Saturday, July 23, 2005

Stormonsoon

Been reading to review lately. I don't usually read this way, taking notes, actually following up on questions about material folk refer to. Honestly I probably haven't been this critical, aware, in my reading since college. That's a bit frightening considering that I sell and buy books for a living. However, certainly that has contributed, too.

Rainbow Bookstore (www.rainbowbookstore.org), my place of employ, is both not enough and too much, in terms of words spoken and written and read. I could both consume each of the books entirely or ditch it all. In fact I have started to suspect that my life of words outside work is being worm-drained by my life of words at work. I am reticent to let power be beholden by abstract forces as of late, and yet, it must be said, there is little room for space if one is moving all about in it constantly.
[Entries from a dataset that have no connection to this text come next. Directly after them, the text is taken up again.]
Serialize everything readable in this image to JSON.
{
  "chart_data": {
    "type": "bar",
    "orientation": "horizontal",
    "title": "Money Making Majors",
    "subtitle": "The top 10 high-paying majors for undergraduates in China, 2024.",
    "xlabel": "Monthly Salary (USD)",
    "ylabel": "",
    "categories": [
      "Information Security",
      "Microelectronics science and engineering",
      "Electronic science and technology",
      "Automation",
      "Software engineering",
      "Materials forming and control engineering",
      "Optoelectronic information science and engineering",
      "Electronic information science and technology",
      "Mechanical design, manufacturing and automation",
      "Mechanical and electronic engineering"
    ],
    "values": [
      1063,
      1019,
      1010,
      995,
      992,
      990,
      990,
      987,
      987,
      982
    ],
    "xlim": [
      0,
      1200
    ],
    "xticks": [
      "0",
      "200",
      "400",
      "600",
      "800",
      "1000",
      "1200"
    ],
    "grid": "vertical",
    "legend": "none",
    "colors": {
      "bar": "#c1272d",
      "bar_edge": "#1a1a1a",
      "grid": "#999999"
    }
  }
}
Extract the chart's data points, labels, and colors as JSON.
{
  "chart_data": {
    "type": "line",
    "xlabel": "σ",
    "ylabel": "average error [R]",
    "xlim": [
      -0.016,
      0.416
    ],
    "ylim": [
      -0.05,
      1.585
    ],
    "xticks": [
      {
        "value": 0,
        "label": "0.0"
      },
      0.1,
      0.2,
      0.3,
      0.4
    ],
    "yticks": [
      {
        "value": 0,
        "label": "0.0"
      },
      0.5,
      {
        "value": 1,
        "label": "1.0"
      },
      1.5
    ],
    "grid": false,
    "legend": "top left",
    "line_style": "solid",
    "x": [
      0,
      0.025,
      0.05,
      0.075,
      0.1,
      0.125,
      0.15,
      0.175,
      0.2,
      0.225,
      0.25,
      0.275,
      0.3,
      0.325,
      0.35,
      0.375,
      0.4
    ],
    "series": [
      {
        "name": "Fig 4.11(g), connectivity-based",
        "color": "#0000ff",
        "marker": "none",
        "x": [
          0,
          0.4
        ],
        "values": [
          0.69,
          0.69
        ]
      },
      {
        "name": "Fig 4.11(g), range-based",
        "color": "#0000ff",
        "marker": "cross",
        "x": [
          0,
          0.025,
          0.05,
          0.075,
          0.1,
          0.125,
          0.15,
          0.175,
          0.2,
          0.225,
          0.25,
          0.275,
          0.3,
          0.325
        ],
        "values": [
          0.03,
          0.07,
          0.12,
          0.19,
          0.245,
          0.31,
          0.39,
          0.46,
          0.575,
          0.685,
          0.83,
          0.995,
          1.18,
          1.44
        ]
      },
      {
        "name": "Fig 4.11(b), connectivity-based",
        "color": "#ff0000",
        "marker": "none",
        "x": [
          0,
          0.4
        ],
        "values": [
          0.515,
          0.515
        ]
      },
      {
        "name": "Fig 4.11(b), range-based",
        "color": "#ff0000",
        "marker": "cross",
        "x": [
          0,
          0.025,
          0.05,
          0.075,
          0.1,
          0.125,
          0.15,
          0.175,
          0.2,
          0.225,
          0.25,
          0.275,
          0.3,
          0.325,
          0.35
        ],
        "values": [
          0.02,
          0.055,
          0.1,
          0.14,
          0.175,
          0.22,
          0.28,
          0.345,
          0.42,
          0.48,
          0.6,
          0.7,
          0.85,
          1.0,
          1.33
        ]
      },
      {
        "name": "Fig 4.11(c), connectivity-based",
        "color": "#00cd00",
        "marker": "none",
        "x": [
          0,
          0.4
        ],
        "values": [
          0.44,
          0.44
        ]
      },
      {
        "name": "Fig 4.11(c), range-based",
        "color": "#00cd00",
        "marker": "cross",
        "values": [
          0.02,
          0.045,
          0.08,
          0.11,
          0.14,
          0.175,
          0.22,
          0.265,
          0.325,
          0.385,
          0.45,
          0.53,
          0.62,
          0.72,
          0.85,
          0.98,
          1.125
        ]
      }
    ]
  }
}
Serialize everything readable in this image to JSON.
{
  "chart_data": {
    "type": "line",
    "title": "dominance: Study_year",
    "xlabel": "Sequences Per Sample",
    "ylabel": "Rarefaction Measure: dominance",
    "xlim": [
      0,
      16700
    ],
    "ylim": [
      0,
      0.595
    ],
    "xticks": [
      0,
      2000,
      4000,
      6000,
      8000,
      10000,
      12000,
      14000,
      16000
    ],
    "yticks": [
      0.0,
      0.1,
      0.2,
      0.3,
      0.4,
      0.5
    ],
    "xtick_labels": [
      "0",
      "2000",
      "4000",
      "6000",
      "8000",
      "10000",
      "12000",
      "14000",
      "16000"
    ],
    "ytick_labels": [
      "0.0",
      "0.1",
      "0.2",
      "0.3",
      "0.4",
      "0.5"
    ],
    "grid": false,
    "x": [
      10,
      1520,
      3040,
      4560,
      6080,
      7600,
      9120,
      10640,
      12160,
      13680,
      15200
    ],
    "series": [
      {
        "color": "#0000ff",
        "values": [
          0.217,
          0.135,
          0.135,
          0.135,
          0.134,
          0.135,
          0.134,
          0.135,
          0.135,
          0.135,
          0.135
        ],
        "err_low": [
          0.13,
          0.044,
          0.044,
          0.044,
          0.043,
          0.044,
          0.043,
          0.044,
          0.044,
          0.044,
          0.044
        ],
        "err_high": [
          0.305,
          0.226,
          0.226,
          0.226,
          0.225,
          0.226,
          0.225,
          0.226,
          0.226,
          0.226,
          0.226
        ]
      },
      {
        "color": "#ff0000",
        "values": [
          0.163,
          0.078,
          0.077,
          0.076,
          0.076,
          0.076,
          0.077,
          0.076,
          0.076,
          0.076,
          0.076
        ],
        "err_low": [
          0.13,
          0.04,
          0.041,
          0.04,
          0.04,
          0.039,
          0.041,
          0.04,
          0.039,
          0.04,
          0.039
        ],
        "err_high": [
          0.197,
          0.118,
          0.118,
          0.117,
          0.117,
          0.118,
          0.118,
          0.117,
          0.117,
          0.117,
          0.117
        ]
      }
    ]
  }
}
I realized today that most keenly, forcing my self, eyes, body, mind, to squat for a second at the doorstoop of space and consider how eagerly and mindlessly I was filling my one true resource - my own space - with crap.

Storms have finally come here. We are obviously on opposite "seasons"! It wasn't supposed to be dry spring/first half of summer (March - July) - but this was the fourth driest summer ever in the history of Wisconsin (and that is just saying so far). My first tomatoes had blight, grass stopped growing entirely (in fact I hear no matter how much you water it to grow it won't be mowable past 90 degrees farenheit anyway, which is what it was doing), and being outside midday became such an absurdly horrific experience that most Madisonians appeared to embrace it full on. For two weekends in a row, I gasped my way through outdoor events, working all weekend at the service of the dehydrated of Wisconsin. It was, again, so over-the-top that I didn't even mind. But I did have a series of seriously sad and overwhelmed days last week - now I see just before the storms came, emblematic, of course - which culminated in forcing myself to take a couple of days off. And then, the storms began. Big thunderclaps jolting you awake at four am, heart beating faster than in any horror film with a real threat lurking. Beautiful lightning. For the most part, fresh cool air puffs and promise of a few days of cooling down. If not, the storm the next night will just be bigger and cuddlier and freakier all at once.

I have to say that I love it. That in fact, each year I review Wisconsin and it's fucked up weather and each year I realize more and more that I love all of it. In fact, that Wisconsin has such diverse weather as to keep me perenially amused. I say this even though I froze at work all afternoon, a nice but awkward juxtaposition to the last two weekends, broiling outside. I was soaked on the way in, on my bike, and air conditioning was forced as humidity was far too high to have the doors open, lest the covers of our books visibly curl!

I have settled down a bit from the last weeks' high. Sure enough such electricity caused some downed trees on the mental plain. Attachment. Strong and urgent. Even as it passes now I can feel myself cling to a life without such suffering. But everything gets blown around soon enough, and whether or not I can let go is as dependable as...for now...the weather.

Lessons of Wisconsin life, not just weather: cycles, velocity, space and water.